Wenn ich beruflich unterwegs bin, lasse ich meistens das Hotelfrühstück links liegen. Das ist mir einfach zu schlechter Kaffee für zu viel Geld. Meist bleibt dann nur Starbucks am Bahnhof übrig, weil um 8:00 Uhr morgens die wirklich netten Cafés noch nicht offen haben. Für Koblenz habe ich jetzt aber einen Tipp - das Wartesälchen. Punkt 8:00 Uhr öffnet das verkehrsumtobte Deli. Es gibt leckeren Joghourt mit Früchten oder frisch belegte Brote. Sehr fein und entspannt.
Und hübsch ist es hier auch noch, ich sage nur Bodenfliesen und Tassen, mit Innendruck. Ach da komme ich gerne wieder
Blumiges  Innenleben

Feines Frühstück - nur Schade, das Müsli kommt im Plastikbecher


Das Wartesälchen steht übrigens unter Denkmalschutz.
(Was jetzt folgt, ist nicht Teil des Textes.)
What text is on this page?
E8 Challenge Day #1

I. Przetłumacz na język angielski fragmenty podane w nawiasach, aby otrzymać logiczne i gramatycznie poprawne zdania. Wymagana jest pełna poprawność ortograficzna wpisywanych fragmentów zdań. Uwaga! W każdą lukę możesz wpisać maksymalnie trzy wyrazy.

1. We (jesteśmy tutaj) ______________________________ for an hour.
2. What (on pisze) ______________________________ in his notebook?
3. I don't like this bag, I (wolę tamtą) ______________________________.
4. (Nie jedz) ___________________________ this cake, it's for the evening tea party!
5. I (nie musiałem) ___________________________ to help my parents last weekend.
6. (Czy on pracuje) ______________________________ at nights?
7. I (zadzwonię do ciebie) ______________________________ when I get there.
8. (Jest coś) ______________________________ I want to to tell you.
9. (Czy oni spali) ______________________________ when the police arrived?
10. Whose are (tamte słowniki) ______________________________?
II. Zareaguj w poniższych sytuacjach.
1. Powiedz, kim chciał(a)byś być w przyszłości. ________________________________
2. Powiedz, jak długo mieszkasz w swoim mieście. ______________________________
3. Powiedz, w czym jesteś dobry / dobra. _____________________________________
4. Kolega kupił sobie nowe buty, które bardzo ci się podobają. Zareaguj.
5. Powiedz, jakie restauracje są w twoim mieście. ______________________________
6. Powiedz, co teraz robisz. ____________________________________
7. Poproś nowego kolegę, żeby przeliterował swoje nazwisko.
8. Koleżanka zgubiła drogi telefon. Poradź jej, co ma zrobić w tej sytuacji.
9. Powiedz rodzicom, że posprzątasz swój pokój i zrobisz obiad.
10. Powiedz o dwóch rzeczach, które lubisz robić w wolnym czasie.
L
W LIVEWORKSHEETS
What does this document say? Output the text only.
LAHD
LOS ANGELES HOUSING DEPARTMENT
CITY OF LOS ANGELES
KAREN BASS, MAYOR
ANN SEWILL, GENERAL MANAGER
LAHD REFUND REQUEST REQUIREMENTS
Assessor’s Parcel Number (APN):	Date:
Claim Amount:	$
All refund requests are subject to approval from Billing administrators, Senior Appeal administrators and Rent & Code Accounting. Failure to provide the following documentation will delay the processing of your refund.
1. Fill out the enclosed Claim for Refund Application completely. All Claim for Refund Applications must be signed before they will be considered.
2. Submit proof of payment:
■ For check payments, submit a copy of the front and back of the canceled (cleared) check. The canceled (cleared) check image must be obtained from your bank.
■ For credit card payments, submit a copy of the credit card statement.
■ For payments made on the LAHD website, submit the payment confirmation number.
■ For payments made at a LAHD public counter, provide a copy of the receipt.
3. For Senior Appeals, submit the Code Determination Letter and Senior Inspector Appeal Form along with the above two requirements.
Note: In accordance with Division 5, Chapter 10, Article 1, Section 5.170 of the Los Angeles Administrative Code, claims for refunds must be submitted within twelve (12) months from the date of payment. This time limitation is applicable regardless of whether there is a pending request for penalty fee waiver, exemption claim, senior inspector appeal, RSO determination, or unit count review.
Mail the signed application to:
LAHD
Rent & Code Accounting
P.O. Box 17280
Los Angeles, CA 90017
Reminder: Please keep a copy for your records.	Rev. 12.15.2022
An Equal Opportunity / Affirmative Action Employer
Mehr kann man auf der Homepage des Wartesälchen erfahren.

stadtlandjob

Zwei Wohnsitze, ein großes G und ein kleines g/Tochterkind, ein Job. Mein Leben ist nicht immer sehr entspannend. Dazwischen versuche ich noch zu backen (das Kochen habe ich an den männlichen Teil der Elternschaft abgetreten), zu joggen und ein paar andere wichtige und unwichtige Dinge zu erledigen und dabei Spaß zu haben..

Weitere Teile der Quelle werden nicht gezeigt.